Brad Pitt e Michael Fassbender

Viene quindi evidenziato, più che la correlazione ambiente-personaggi, il loro distacco dal mondo esteriore, quanto vi è al di fuori del proprio habitat naturale, quel microcosmo costruito a misura e gusto di ciò che l’agiatezza economica può consentire, compreso il superfluo, grazie a scelte di vita mosse dall’avidità e mancanza di qualsivoglia scrupolo morale, il cui unico senso sembra essere conferito dall’inevitabilità di un’incipiente decadenza.
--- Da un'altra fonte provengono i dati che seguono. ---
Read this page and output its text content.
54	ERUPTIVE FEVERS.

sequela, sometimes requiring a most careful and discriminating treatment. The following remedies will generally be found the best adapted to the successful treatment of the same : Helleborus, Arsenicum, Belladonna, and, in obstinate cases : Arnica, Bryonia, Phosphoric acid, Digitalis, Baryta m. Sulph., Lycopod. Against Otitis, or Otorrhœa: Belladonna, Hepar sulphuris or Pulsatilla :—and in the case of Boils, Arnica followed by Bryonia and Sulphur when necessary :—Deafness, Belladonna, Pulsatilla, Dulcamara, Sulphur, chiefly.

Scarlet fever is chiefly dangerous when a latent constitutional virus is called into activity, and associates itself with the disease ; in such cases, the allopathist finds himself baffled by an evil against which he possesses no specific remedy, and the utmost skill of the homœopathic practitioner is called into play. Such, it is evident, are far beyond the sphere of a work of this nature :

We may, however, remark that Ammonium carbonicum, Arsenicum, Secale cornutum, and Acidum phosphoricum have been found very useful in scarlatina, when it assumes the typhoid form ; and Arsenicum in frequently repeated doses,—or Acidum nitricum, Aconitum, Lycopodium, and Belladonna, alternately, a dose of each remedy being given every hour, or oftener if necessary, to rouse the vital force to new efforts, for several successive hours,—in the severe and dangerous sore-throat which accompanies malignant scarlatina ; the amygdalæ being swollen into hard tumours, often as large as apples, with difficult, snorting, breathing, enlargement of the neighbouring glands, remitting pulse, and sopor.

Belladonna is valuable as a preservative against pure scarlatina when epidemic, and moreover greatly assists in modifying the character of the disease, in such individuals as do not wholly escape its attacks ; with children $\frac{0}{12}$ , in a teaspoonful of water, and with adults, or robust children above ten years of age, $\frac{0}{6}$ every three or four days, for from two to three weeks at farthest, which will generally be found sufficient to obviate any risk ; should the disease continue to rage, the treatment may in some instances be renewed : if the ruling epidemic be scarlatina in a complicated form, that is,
Per quanto possano apparire predominanti i dialoghi rispetto a tutto il resto, considerata la sopra descritta funzione anticipatrice/ esplicativa, The Counselor scorre con una certa fluidità, anche in virtù di un valido montaggio (Pietro Scalia), e si rivela capace di lasciare attoniti sino al finale, il quale, pur con qualche sghembo didascalismo (da un dvd inviato all’avvocato è del tutto intuibile la sorte toccata ad un personaggio del film, non vi era bisogno, a mio avviso, di renderla evidente con una sequenza più o meno successiva), resta spietatamente lucido nel suo ammonimento su quanto l’animo umano nel suo incedere terreno possa offrire spazio alla corruttibilità sino ad auto annientarsi.

6
Un film da vedere, che sin dalla sua uscita ha offerto le più diverse interpretazioni, palesandosi come una di quelle pellicole destinate ad essere odiate o incensate in egual misura.
Personalmente, avendo avvertito, durante e dopo la visione, un tangibile senso di straniamento, unito, in egual misura, ad un altrettanto indubbio ammaliamento, ritengo che The Counselor abbia comunque il merito di non lasciare indifferenti, in virtù di un plateale esibizionismo postmoderno, sospeso fra fascino visivo ed intrigante letterarietà.
Da far sedimentare ed apprezzare definitivamente tra qualche anno: come è noto il tempo può rivelarsi galantuomo, anche, se non soprattutto, in ambito cinematografico.